Le 11 mars, José Antonio Kast prêtait serment comme président du Chili. Quelques heures plus tard, il signait six décrets d'urgence, et les derniers espoirs d'une transition post-dictatoriale étaient brutalement anéantis.
Kast dirige le Parti républicain, une coalition d'extrême droite issue des factions pinochétistes, mêlée au conservatisme évangélique et à cette attitude « anti-système » qui, au Chili comme ailleurs, finit toujours par représenter les factions les plus agressives du capital national, exigeant de l'État qu'il assume pleinement ses responsabilités. Sa coalition unit la droite traditionnelle (UDI, RN) à ces nouveaux courants, tous convergeant vers un même objectif : accélérer l'extractivisme, réprimer la dissidence et subordonner tout le reste au rétablissement de la rentabilité. La cérémonie d'investiture l'a clairement démontré, puisque Javier Milei, Daniel Noboa et des membres de l'opposition vénézuélienne en exil étaient présents. Tel est le modèle régional émergent : un autoritarisme exécutif au service du capital extractiviste et de l'alignement sur Washington, sans la médiation parlementaire qui commençait à paraître onéreuse.

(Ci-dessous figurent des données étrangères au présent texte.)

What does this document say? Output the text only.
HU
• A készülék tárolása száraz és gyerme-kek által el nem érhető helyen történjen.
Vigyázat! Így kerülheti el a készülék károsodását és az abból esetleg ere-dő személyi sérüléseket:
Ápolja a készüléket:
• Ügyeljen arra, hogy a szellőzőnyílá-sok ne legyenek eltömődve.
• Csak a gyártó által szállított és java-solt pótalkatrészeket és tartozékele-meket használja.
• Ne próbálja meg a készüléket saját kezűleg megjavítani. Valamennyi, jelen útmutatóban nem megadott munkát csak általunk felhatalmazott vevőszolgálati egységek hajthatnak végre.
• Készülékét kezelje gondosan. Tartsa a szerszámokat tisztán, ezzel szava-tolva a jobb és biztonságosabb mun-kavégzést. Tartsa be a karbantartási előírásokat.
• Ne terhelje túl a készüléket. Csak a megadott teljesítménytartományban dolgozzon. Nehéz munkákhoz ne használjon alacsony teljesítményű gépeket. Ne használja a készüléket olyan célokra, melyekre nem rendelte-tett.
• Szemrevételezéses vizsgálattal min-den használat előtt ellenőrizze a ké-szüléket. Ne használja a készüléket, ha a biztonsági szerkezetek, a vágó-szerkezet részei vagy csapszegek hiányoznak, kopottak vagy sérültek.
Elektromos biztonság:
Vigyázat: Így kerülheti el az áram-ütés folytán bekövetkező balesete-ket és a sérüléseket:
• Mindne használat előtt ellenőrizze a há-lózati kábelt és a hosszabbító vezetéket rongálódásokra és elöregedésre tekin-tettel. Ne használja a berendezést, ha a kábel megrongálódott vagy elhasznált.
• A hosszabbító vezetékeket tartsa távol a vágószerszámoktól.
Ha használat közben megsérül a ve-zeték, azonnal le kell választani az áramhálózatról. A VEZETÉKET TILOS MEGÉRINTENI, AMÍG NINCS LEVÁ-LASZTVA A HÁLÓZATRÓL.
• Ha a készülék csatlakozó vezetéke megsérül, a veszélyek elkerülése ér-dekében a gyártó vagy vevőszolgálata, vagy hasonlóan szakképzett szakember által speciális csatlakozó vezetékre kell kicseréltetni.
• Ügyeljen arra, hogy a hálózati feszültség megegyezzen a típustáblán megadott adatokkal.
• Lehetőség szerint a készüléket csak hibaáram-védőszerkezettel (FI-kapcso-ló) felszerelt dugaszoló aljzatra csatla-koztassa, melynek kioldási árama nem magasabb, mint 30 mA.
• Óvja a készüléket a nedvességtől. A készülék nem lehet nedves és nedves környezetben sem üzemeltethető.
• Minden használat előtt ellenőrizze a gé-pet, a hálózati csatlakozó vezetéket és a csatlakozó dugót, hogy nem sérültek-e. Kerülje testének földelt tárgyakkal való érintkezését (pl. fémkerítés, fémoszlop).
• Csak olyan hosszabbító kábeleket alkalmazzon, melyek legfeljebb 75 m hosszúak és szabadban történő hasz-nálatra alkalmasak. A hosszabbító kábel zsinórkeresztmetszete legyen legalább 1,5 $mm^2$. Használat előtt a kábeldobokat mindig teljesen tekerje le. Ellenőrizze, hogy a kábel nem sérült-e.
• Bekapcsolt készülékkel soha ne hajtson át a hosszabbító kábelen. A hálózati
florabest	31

Il est essentiel de lire attentivement les décrets eux-mêmes. Le « Plan Escudo Fronterizo » confie à l'armée le contrôle des frontières, autorisant la surveillance biométrique et la mise en place de barrières physiques pour freiner l'afflux de migrants vénézuéliens et haïtiens, la frange la plus vulnérable de la classe ouvrière, ciblée précisément parce que les contrôler revient à contrôler le reste de la population. La déclaration des régions du nord comme « zones militaires » les prive de toute protection juridique. L'« auditoría total » accélère 16 milliards de dollars d'investissements extractifs, en contournant les permis environnementaux. Une réduction des dépenses de 3 %, première tranche des 6 milliards de dollars de mesures d'austérité promises, a été signée simultanément. Pacification, expropriation et compression budgétaire. Le tout par décret.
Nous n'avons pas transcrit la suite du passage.